Chasity Johnson entered the program in 2012. With a new baby, Johnson was in search of stable housing. She also had other children she was working to regain custody of. “I just thought that they would be a resource and another set of eyes in regards to my situation,” she says, “…but it was an even better situation than that.”
At Restoration House, her children could come to visit and she could raise her newest. “It just helped take the strain off as I was trying to do everything, especially not having a huge support system,” she says. Johnson had already been taking college classes, but she eventually ending up in LPN school while there. “I always wanted to be in healthcare,” she says. “I was a CNA for nine years. So it was something that I enjoy, helping people.”
Her Restoration House family advocate eased her stress a little bit more by helping her navigate the legal process of regaining custody of her children. And having an ally team ready to help, whether it was in dropping off a meal or babysitting, made the journey easier. Amidst all of this were classes on budgeting and parenting, as well as group therapy sessions where she learned important coping skills.
Johnson stayed in the program for roughly two-and-a-half years, leaving after she finished school. “I felt like I was ready,” she says. “I had graduated LPN school. I was working, so I felt like I was financially stable.” Today, Johnson continues work as an LPN. Her oldest child now is 22. And her connection to the Restoration House remains.
Johnson is just one example of the women that the Restoration House team walks alongside each year. And there is a sense of empowerment that comes to mind when hearing about how the organization approaches how it supports them. The focus is on helping single moms “mitigate barriers,” Daniel says.
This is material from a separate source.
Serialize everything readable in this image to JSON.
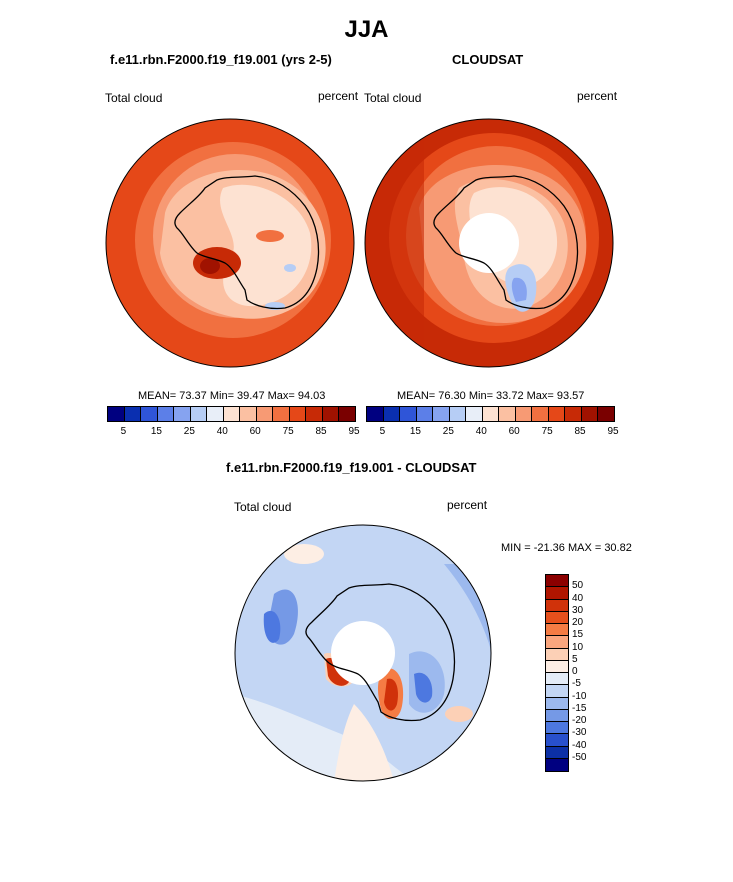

Each year, with a staff of 10—but a partner team of many—the organization walks with 22 families at any one time, helping them regain their footing as they journey on the road to stability. And for the Watsons, it’s been like watching a dream unfold.
“It’s kind of overwhelming and humbling,” Mandy says of how far the organization has come. “But it also gives me hope for what’s next. That if something that started small like this can grow, then what is even more possible from here?”